(Photo: Luxor African Film Festival website)
Head of the Luxor African Film Festival (LAFF) Sayed Fouad announced on Monday an agreement of cooperation with the Tunisian Carthage Film Festival.
According to the Luxor festival’s website, the agreement covers a number of points, including the honouring of late Egyptian director Youssef Chahine at the next Carthage festival.
For its part, LAFF will organise a photography exhibition of Chahine’s biggest films, with photos by directors of photography Mohammed Bakr and Hussein Bakr, managed by their grandson Hussein Bakr.
The Carthage festival is to host 10 students from LAFF, with travel costs equally split between the two festivals and housing expenses to be covered by Carthage.
At the next edition of the Carthage festival, a special seminar will be arranged to honour LAFF, which will also be organising a workshop by Hussein Bakr on the role of a photographer in cinema.
LAFF will hold a Tunisian cinema week next September in Cairo, while Carthage will hold a week of Egyptian cinema in early 2017.
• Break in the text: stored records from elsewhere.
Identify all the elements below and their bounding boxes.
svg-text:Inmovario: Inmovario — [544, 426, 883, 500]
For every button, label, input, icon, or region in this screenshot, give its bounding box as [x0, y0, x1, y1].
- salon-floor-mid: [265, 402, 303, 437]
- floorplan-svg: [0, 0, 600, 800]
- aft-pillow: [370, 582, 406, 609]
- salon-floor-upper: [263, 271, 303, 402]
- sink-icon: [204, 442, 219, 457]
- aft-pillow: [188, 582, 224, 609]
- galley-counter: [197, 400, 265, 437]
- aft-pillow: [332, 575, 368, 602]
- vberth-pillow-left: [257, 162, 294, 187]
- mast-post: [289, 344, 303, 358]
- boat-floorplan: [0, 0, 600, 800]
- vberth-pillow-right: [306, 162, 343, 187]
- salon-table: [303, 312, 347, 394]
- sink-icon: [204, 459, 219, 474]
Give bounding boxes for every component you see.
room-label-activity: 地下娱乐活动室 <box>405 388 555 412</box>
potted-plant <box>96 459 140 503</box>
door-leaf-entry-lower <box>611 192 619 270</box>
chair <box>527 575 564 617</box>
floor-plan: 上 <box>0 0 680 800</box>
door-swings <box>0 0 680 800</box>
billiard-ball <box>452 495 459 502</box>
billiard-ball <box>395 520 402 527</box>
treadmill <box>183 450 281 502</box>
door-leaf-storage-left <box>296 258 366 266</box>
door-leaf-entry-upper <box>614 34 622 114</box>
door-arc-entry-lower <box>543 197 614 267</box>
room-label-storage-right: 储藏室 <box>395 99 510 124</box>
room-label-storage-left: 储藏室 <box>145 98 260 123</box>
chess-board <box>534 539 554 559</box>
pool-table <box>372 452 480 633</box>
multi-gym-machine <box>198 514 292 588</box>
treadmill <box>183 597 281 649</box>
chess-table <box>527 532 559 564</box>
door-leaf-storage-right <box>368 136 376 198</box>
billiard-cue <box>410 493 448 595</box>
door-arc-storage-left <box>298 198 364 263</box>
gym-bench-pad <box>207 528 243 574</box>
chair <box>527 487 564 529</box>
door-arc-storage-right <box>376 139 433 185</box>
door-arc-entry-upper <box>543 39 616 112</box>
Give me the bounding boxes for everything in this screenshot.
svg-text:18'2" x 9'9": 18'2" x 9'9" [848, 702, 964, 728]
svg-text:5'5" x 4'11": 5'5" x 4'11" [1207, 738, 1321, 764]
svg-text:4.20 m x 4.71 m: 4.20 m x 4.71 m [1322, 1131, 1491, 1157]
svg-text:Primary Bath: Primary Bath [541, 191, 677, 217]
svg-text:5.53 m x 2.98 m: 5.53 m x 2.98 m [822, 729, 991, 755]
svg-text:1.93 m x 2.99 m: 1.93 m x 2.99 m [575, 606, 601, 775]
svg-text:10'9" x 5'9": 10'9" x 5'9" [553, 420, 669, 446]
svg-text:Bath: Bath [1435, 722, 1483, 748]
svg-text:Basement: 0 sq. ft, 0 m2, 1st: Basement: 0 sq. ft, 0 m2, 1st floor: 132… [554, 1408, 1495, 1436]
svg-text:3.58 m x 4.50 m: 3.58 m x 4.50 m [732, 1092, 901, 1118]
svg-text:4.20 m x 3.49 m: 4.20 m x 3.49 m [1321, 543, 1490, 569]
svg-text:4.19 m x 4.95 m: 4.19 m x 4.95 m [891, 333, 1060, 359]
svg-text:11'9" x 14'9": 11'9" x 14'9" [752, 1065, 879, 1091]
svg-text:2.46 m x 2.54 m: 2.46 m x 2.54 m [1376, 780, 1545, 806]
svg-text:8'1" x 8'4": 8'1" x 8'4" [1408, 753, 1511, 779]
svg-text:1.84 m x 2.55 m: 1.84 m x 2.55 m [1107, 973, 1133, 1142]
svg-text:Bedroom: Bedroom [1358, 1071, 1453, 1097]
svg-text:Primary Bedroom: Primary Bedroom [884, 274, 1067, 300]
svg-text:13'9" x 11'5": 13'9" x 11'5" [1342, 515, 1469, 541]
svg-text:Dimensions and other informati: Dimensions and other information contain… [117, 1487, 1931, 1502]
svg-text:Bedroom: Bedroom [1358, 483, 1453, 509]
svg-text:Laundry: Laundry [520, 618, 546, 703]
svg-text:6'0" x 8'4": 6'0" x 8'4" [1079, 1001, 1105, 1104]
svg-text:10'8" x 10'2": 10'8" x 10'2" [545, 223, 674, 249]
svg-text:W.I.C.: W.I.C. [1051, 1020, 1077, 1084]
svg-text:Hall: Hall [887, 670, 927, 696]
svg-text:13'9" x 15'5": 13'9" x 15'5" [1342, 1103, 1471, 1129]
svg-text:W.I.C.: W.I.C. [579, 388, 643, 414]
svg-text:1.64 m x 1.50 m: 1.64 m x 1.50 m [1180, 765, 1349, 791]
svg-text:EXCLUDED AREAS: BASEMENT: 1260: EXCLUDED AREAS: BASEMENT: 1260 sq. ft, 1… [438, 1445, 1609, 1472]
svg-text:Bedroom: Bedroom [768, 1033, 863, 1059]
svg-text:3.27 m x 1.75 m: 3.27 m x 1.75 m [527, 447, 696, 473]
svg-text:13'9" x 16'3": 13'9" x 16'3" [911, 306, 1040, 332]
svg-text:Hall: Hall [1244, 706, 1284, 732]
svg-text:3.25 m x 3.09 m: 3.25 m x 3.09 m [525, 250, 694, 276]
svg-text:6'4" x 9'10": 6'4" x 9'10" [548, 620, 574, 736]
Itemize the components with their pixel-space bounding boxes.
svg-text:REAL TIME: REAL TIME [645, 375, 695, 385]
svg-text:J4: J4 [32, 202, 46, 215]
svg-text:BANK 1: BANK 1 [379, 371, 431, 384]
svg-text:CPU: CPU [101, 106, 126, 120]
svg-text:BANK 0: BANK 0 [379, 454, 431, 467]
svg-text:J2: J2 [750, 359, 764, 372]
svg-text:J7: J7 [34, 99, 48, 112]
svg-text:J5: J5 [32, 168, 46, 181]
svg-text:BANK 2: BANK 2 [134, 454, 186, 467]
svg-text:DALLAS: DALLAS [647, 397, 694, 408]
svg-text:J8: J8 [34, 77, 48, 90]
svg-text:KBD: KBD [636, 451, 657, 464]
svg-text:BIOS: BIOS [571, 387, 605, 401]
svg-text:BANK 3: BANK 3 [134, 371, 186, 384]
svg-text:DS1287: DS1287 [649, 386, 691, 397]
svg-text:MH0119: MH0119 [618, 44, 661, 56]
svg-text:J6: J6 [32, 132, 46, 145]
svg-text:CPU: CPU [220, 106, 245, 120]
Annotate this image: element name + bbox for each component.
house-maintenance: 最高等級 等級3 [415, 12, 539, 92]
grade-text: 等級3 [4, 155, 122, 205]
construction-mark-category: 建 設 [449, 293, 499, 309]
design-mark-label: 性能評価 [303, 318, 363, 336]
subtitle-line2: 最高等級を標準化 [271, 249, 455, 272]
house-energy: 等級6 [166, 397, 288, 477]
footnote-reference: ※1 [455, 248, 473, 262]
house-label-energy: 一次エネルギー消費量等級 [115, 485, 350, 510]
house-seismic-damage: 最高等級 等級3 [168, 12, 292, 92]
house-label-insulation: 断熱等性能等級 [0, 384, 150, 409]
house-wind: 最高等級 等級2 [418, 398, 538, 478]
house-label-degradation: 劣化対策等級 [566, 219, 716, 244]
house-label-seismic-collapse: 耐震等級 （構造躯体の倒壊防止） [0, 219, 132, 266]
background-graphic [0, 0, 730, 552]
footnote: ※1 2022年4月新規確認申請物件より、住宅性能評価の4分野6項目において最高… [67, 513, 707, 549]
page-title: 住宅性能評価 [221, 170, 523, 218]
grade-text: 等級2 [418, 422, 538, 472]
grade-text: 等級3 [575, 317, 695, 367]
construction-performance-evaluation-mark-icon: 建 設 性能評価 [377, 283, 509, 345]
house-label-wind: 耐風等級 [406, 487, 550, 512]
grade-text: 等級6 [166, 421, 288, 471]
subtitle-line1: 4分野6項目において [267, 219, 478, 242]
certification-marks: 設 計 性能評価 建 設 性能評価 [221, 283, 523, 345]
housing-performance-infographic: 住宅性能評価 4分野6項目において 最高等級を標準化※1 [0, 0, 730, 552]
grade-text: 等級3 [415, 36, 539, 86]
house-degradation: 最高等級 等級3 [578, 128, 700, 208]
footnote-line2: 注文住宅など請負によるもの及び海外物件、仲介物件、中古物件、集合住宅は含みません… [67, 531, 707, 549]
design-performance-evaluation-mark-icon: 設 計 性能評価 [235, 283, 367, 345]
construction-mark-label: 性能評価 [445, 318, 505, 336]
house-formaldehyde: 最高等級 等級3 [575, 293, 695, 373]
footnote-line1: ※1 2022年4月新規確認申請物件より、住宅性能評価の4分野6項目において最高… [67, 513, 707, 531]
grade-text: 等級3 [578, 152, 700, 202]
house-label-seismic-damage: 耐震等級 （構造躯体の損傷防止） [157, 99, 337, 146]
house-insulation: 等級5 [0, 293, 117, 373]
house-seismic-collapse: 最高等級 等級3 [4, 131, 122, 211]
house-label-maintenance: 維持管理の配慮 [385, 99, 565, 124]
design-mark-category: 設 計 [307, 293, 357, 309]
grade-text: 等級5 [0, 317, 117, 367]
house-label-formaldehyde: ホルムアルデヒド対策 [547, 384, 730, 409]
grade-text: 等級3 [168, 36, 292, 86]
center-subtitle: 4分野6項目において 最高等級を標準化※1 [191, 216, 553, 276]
Both sides agreed to find means of connecting their respective funding projects; Carthage’s Supplement to Support Post-Production Operations, and LAFF’s Istisal Fund to Support Production of Short Films.
Fouad added that this cooperation was first considered last year, when the Carthage festival was honoured at the Luxor Film Festival.
In this year’s edition of the Luxor Film Festival, 10 films that have won Carthage’s Tanit Golden Award were screened.
The Carthage Film Festival has long-held close ties with Egypt and Egyptian films.
The last edition, which ran in November 2015, was hosted by Egyptian satirist Bassem Youssef and featured participating Egyptian films including the feature film Out of the Ordinary by Daoud Abdel-Sayed, and two the documentaries Out on the Street by Jasmina Metwaly and Philip Rizk, and Stray by Ahmad Fostok.
Two Egyptian films – On the Fence and Egyptian Jeanne d’Arc – received assistance grants from the Takmil Workshop, a parallel programme that awards seven grants to “enable African and Arab filmmakers to submit their films in the post-production phase to the expertise of an international jury,” as mentioned on the festival's official website.
The Carthage festival also paid special tribute to iconic women of Egyptian cinema, including late actresses Faten Hamama, Mariam Fakhr El-Din and Maali Zayed, as well as late directors Asmaa El-Bakry and Nabeeha Lotfy.
The festival’s 26th edition aimed to “anchor the Carthage Film Festival in its Arab-African land while maintaining openness to world cinematography, those who share our concern for independence and cultural expression,” according to the festival's official website.